Condors face many challenges

“The biggest barrier to establishing self-sustaining populations is lead poisoning, which currently causes 50 percent of condor mortality,” Williams-Claussen said. “Condors are the canaries in the coal mine.”

An elk recently poached in the redwoods was likely the Yurok condors’ first experience with locating and consuming wild food. Just days later, five of the eight birds captured for routine biannual health checks tested positive for lead, and one was hospitalized and received chelation therapy.

While that bird recovered, the incident underscores the harsh reality condors face.When condors — and many other wildlife species — ingest lead found in gut piles left behind by hunters, they can suffer a slow and agonizing death. Upon impact, lead ammunition fragments into hundreds of small pieces and it takes only a tiny bit to kill a condor. Lead fishing weights also poison animals.

Still, Williams-Claussen said there’s cause for hope, and it’s all about education. “We developed a ‘Hunters as Stewards’ program, and based on post-outreach surveys, as many as 95% of hunters indicated they would voluntarily make the switch to non-lead ammunition.”

Another serious threat is the Highly Pathogenic Avian Influenza (HPAI) virus that killed 21 condors in the Arizona/Utah condor population earlier this year. The U.S. Fish and Wildlife Service worked with multiple partners to develop an HPAI vaccine, and while still at the L.A. Zoo, this newest cohort of Yurok condors were the first to be vaccinated for HPAI and then released into the wild.

Facing these obstacles makes each condor’s life valuable beyond measure, Yurok Tribe members say, and with such unique personalities, each of the 11 Yurok birds is loved by the many condor enthusiasts worldwide who follow their progress. The condors, called “Prey-go-neesh” by the Yurok, also represent a bridge between native and non-native communities, and as each bird becomes known, Williams-Claussen names them.

“The Yurok world and thus the Yurok language is guided by our relationship with the land,” she said. “For the Yurok and other tribal people who share the Klamath River, the river and its tributaries are like the blood in our veins.”
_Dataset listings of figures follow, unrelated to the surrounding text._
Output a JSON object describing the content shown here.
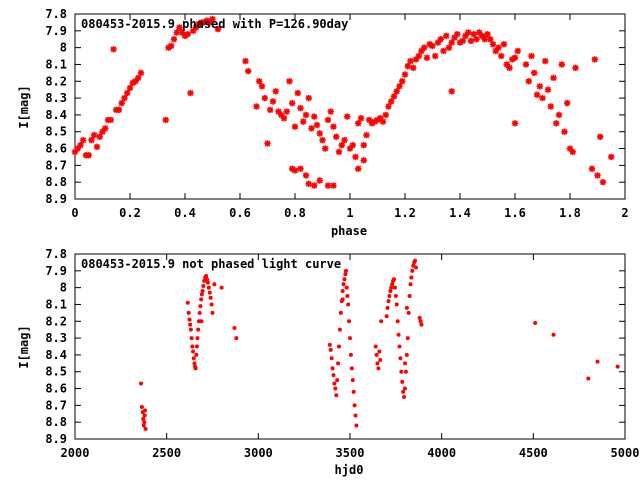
{
  "chart_data": [
    {
      "type": "scatter",
      "title": "080453-2015.9 phased with P=126.90day",
      "xlabel": "phase",
      "ylabel": "I[mag]",
      "xlim": [
        0,
        2
      ],
      "ylim": [
        7.8,
        8.9
      ],
      "y_inverted": true,
      "grid": false,
      "color": "#ff0000",
      "marker": "star",
      "x_ticks": [
        "0",
        "0.2",
        "0.4",
        "0.6",
        "0.8",
        "1",
        "1.2",
        "1.4",
        "1.6",
        "1.8",
        "2"
      ],
      "y_ticks": [
        "7.8",
        "7.9",
        "8",
        "8.1",
        "8.2",
        "8.3",
        "8.4",
        "8.5",
        "8.6",
        "8.7",
        "8.8",
        "8.9"
      ],
      "points": [
        [
          0.0,
          8.62
        ],
        [
          0.01,
          8.6
        ],
        [
          0.02,
          8.58
        ],
        [
          0.03,
          8.55
        ],
        [
          0.04,
          8.64
        ],
        [
          0.05,
          8.64
        ],
        [
          0.06,
          8.55
        ],
        [
          0.07,
          8.52
        ],
        [
          0.08,
          8.59
        ],
        [
          0.09,
          8.53
        ],
        [
          0.1,
          8.5
        ],
        [
          0.11,
          8.48
        ],
        [
          0.12,
          8.43
        ],
        [
          0.13,
          8.43
        ],
        [
          0.14,
          8.01
        ],
        [
          0.15,
          8.37
        ],
        [
          0.16,
          8.37
        ],
        [
          0.17,
          8.33
        ],
        [
          0.18,
          8.3
        ],
        [
          0.19,
          8.27
        ],
        [
          0.2,
          8.24
        ],
        [
          0.21,
          8.21
        ],
        [
          0.22,
          8.2
        ],
        [
          0.23,
          8.18
        ],
        [
          0.24,
          8.15
        ],
        [
          0.33,
          8.43
        ],
        [
          0.34,
          8.0
        ],
        [
          0.35,
          7.99
        ],
        [
          0.36,
          7.95
        ],
        [
          0.37,
          7.91
        ],
        [
          0.38,
          7.88
        ],
        [
          0.39,
          7.91
        ],
        [
          0.4,
          7.93
        ],
        [
          0.41,
          7.92
        ],
        [
          0.42,
          8.27
        ],
        [
          0.43,
          7.9
        ],
        [
          0.44,
          7.88
        ],
        [
          0.45,
          7.86
        ],
        [
          0.46,
          7.85
        ],
        [
          0.47,
          7.85
        ],
        [
          0.48,
          7.84
        ],
        [
          0.49,
          7.85
        ],
        [
          0.5,
          7.83
        ],
        [
          0.52,
          7.89
        ],
        [
          0.62,
          8.08
        ],
        [
          0.63,
          8.14
        ],
        [
          0.66,
          8.35
        ],
        [
          0.67,
          8.2
        ],
        [
          0.68,
          8.23
        ],
        [
          0.69,
          8.3
        ],
        [
          0.7,
          8.57
        ],
        [
          0.71,
          8.37
        ],
        [
          0.72,
          8.32
        ],
        [
          0.73,
          8.26
        ],
        [
          0.74,
          8.38
        ],
        [
          0.75,
          8.4
        ],
        [
          0.76,
          8.42
        ],
        [
          0.77,
          8.38
        ],
        [
          0.78,
          8.2
        ],
        [
          0.79,
          8.33
        ],
        [
          0.8,
          8.47
        ],
        [
          0.81,
          8.27
        ],
        [
          0.82,
          8.36
        ],
        [
          0.83,
          8.44
        ],
        [
          0.84,
          8.4
        ],
        [
          0.79,
          8.72
        ],
        [
          0.8,
          8.73
        ],
        [
          0.82,
          8.72
        ],
        [
          0.84,
          8.76
        ],
        [
          0.85,
          8.81
        ],
        [
          0.87,
          8.82
        ],
        [
          0.89,
          8.79
        ],
        [
          0.92,
          8.82
        ],
        [
          0.94,
          8.82
        ],
        [
          0.85,
          8.3
        ],
        [
          0.86,
          8.48
        ],
        [
          0.87,
          8.41
        ],
        [
          0.88,
          8.46
        ],
        [
          0.89,
          8.51
        ],
        [
          0.9,
          8.55
        ],
        [
          0.91,
          8.6
        ],
        [
          0.92,
          8.43
        ],
        [
          0.93,
          8.38
        ],
        [
          0.94,
          8.47
        ],
        [
          0.95,
          8.53
        ],
        [
          0.96,
          8.62
        ],
        [
          0.97,
          8.58
        ],
        [
          0.98,
          8.55
        ],
        [
          0.99,
          8.41
        ],
        [
          1.0,
          8.6
        ],
        [
          1.01,
          8.58
        ],
        [
          1.02,
          8.65
        ],
        [
          1.03,
          8.45
        ],
        [
          1.04,
          8.42
        ],
        [
          1.05,
          8.58
        ],
        [
          1.06,
          8.52
        ],
        [
          1.03,
          8.72
        ],
        [
          1.05,
          8.67
        ],
        [
          1.07,
          8.43
        ],
        [
          1.08,
          8.45
        ],
        [
          1.09,
          8.44
        ],
        [
          1.1,
          8.43
        ],
        [
          1.11,
          8.42
        ],
        [
          1.12,
          8.44
        ],
        [
          1.13,
          8.4
        ],
        [
          1.14,
          8.35
        ],
        [
          1.15,
          8.32
        ],
        [
          1.16,
          8.29
        ],
        [
          1.17,
          8.26
        ],
        [
          1.18,
          8.23
        ],
        [
          1.19,
          8.2
        ],
        [
          1.2,
          8.16
        ],
        [
          1.21,
          8.11
        ],
        [
          1.22,
          8.08
        ],
        [
          1.23,
          8.12
        ],
        [
          1.24,
          8.07
        ],
        [
          1.25,
          8.05
        ],
        [
          1.26,
          8.02
        ],
        [
          1.27,
          8.0
        ],
        [
          1.28,
          8.06
        ],
        [
          1.29,
          7.98
        ],
        [
          1.3,
          7.99
        ],
        [
          1.31,
          8.05
        ],
        [
          1.32,
          7.97
        ],
        [
          1.33,
          7.95
        ],
        [
          1.34,
          8.02
        ],
        [
          1.35,
          7.93
        ],
        [
          1.36,
          8.0
        ],
        [
          1.37,
          7.97
        ],
        [
          1.38,
          7.94
        ],
        [
          1.39,
          7.92
        ],
        [
          1.4,
          7.97
        ],
        [
          1.41,
          7.96
        ],
        [
          1.42,
          7.93
        ],
        [
          1.43,
          7.91
        ],
        [
          1.44,
          7.96
        ],
        [
          1.45,
          7.92
        ],
        [
          1.46,
          7.95
        ],
        [
          1.47,
          7.91
        ],
        [
          1.48,
          7.93
        ],
        [
          1.49,
          7.95
        ],
        [
          1.5,
          7.92
        ],
        [
          1.51,
          7.95
        ],
        [
          1.52,
          7.98
        ],
        [
          1.53,
          8.02
        ],
        [
          1.54,
          8.0
        ],
        [
          1.55,
          8.05
        ],
        [
          1.56,
          7.98
        ],
        [
          1.57,
          8.1
        ],
        [
          1.58,
          8.12
        ],
        [
          1.59,
          8.07
        ],
        [
          1.6,
          8.06
        ],
        [
          1.61,
          8.02
        ],
        [
          1.37,
          8.26
        ],
        [
          1.6,
          8.45
        ],
        [
          1.64,
          8.1
        ],
        [
          1.65,
          8.2
        ],
        [
          1.66,
          8.05
        ],
        [
          1.67,
          8.15
        ],
        [
          1.68,
          8.28
        ],
        [
          1.69,
          8.23
        ],
        [
          1.7,
          8.3
        ],
        [
          1.71,
          8.08
        ],
        [
          1.72,
          8.25
        ],
        [
          1.73,
          8.35
        ],
        [
          1.74,
          8.18
        ],
        [
          1.75,
          8.45
        ],
        [
          1.76,
          8.4
        ],
        [
          1.77,
          8.1
        ],
        [
          1.78,
          8.5
        ],
        [
          1.79,
          8.33
        ],
        [
          1.8,
          8.6
        ],
        [
          1.81,
          8.62
        ],
        [
          1.82,
          8.12
        ],
        [
          1.88,
          8.72
        ],
        [
          1.89,
          8.07
        ],
        [
          1.9,
          8.76
        ],
        [
          1.91,
          8.53
        ],
        [
          1.92,
          8.8
        ],
        [
          1.95,
          8.65
        ]
      ]
    },
    {
      "type": "scatter",
      "title": "080453-2015.9 not phased light curve",
      "xlabel": "hjd0",
      "ylabel": "I[mag]",
      "xlim": [
        2000,
        5000
      ],
      "ylim": [
        7.8,
        8.9
      ],
      "y_inverted": true,
      "grid": false,
      "color": "#ff0000",
      "marker": "dot",
      "x_ticks": [
        "2000",
        "2500",
        "3000",
        "3500",
        "4000",
        "4500",
        "5000"
      ],
      "y_ticks": [
        "7.8",
        "7.9",
        "8",
        "8.1",
        "8.2",
        "8.3",
        "8.4",
        "8.5",
        "8.6",
        "8.7",
        "8.8",
        "8.9"
      ],
      "points": [
        [
          2360,
          8.57
        ],
        [
          2365,
          8.71
        ],
        [
          2370,
          8.74
        ],
        [
          2372,
          8.78
        ],
        [
          2375,
          8.82
        ],
        [
          2378,
          8.8
        ],
        [
          2380,
          8.76
        ],
        [
          2382,
          8.73
        ],
        [
          2385,
          8.84
        ],
        [
          2615,
          8.09
        ],
        [
          2620,
          8.15
        ],
        [
          2625,
          8.19
        ],
        [
          2628,
          8.22
        ],
        [
          2632,
          8.25
        ],
        [
          2636,
          8.3
        ],
        [
          2640,
          8.35
        ],
        [
          2644,
          8.38
        ],
        [
          2648,
          8.42
        ],
        [
          2652,
          8.45
        ],
        [
          2655,
          8.47
        ],
        [
          2658,
          8.48
        ],
        [
          2662,
          8.4
        ],
        [
          2665,
          8.35
        ],
        [
          2668,
          8.3
        ],
        [
          2672,
          8.25
        ],
        [
          2676,
          8.2
        ],
        [
          2680,
          8.15
        ],
        [
          2684,
          8.11
        ],
        [
          2688,
          8.07
        ],
        [
          2692,
          8.04
        ],
        [
          2696,
          8.02
        ],
        [
          2700,
          7.99
        ],
        [
          2705,
          7.96
        ],
        [
          2710,
          7.94
        ],
        [
          2715,
          7.93
        ],
        [
          2720,
          7.95
        ],
        [
          2725,
          7.97
        ],
        [
          2730,
          8.0
        ],
        [
          2735,
          8.03
        ],
        [
          2740,
          8.06
        ],
        [
          2745,
          8.1
        ],
        [
          2750,
          8.15
        ],
        [
          2690,
          8.2
        ],
        [
          2760,
          7.98
        ],
        [
          2800,
          8.0
        ],
        [
          2870,
          8.24
        ],
        [
          2880,
          8.3
        ],
        [
          3390,
          8.34
        ],
        [
          3395,
          8.37
        ],
        [
          3400,
          8.42
        ],
        [
          3405,
          8.48
        ],
        [
          3410,
          8.52
        ],
        [
          3415,
          8.57
        ],
        [
          3420,
          8.6
        ],
        [
          3425,
          8.64
        ],
        [
          3430,
          8.55
        ],
        [
          3435,
          8.45
        ],
        [
          3440,
          8.35
        ],
        [
          3445,
          8.25
        ],
        [
          3450,
          8.15
        ],
        [
          3455,
          8.08
        ],
        [
          3460,
          8.02
        ],
        [
          3465,
          7.98
        ],
        [
          3470,
          7.95
        ],
        [
          3475,
          7.92
        ],
        [
          3478,
          7.9
        ],
        [
          3482,
          8.0
        ],
        [
          3486,
          8.05
        ],
        [
          3490,
          8.1
        ],
        [
          3495,
          8.2
        ],
        [
          3500,
          8.3
        ],
        [
          3505,
          8.4
        ],
        [
          3510,
          8.48
        ],
        [
          3515,
          8.55
        ],
        [
          3520,
          8.62
        ],
        [
          3525,
          8.7
        ],
        [
          3530,
          8.76
        ],
        [
          3535,
          8.82
        ],
        [
          3460,
          8.07
        ],
        [
          3640,
          8.35
        ],
        [
          3645,
          8.4
        ],
        [
          3650,
          8.45
        ],
        [
          3655,
          8.48
        ],
        [
          3660,
          8.38
        ],
        [
          3665,
          8.43
        ],
        [
          3670,
          8.2
        ],
        [
          3700,
          8.17
        ],
        [
          3705,
          8.12
        ],
        [
          3710,
          8.08
        ],
        [
          3715,
          8.05
        ],
        [
          3720,
          8.02
        ],
        [
          3725,
          8.0
        ],
        [
          3730,
          7.98
        ],
        [
          3735,
          7.96
        ],
        [
          3740,
          7.95
        ],
        [
          3745,
          8.0
        ],
        [
          3750,
          8.05
        ],
        [
          3755,
          8.1
        ],
        [
          3760,
          8.2
        ],
        [
          3765,
          8.28
        ],
        [
          3770,
          8.35
        ],
        [
          3775,
          8.42
        ],
        [
          3780,
          8.5
        ],
        [
          3785,
          8.56
        ],
        [
          3790,
          8.62
        ],
        [
          3795,
          8.65
        ],
        [
          3800,
          8.6
        ],
        [
          3805,
          8.5
        ],
        [
          3810,
          8.4
        ],
        [
          3815,
          8.3
        ],
        [
          3820,
          8.15
        ],
        [
          3825,
          8.05
        ],
        [
          3830,
          7.98
        ],
        [
          3835,
          7.94
        ],
        [
          3840,
          7.9
        ],
        [
          3845,
          7.87
        ],
        [
          3850,
          7.85
        ],
        [
          3855,
          7.84
        ],
        [
          3860,
          7.88
        ],
        [
          3880,
          8.18
        ],
        [
          3885,
          8.2
        ],
        [
          3890,
          8.22
        ],
        [
          3800,
          8.45
        ],
        [
          3810,
          8.12
        ],
        [
          4510,
          8.21
        ],
        [
          4610,
          8.28
        ],
        [
          4800,
          8.54
        ],
        [
          4850,
          8.44
        ],
        [
          4960,
          8.47
        ]
      ]
    }
  ]
}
Williams-Claussen explained how condors follow the rivers, mountains and the valleys carved by the waters. “They travel back and forth along these corridors … cleaning up the earth and carrying nutrients wherever they go.”

Release day connotations

On the release days last week, the names of the newly freed birds held special meaning, Williams-Claussen said.

“The first out of the gate” was B2,” she noted. “Her name, Pey-cheek, means ‘Upriver’ and connotes the start of the journey. The waters begin here and flow to feed the rest of our world.”

B1’s name Pue-leek “means ‘Downriver’ and encompasses the flow of water and life to the north along the coast,” Williams-Claussen said.

B0’s name is Pey-gel, whose father, “Topa Topa,”

is the oldest living California condor at nearly 58 years

old.

“Pey-gel’s name took a different direction and means ‘Fighter,’” Williams-Claussen said.

Pey-gel indeed came out fighting, tussling with the elder cohort last Wednesday.

“Though suitably chastised by her elders, that bold and fighting spirit is worth commemorating in her name. We pray that it carries her far in this life,” Williams-Claussen said.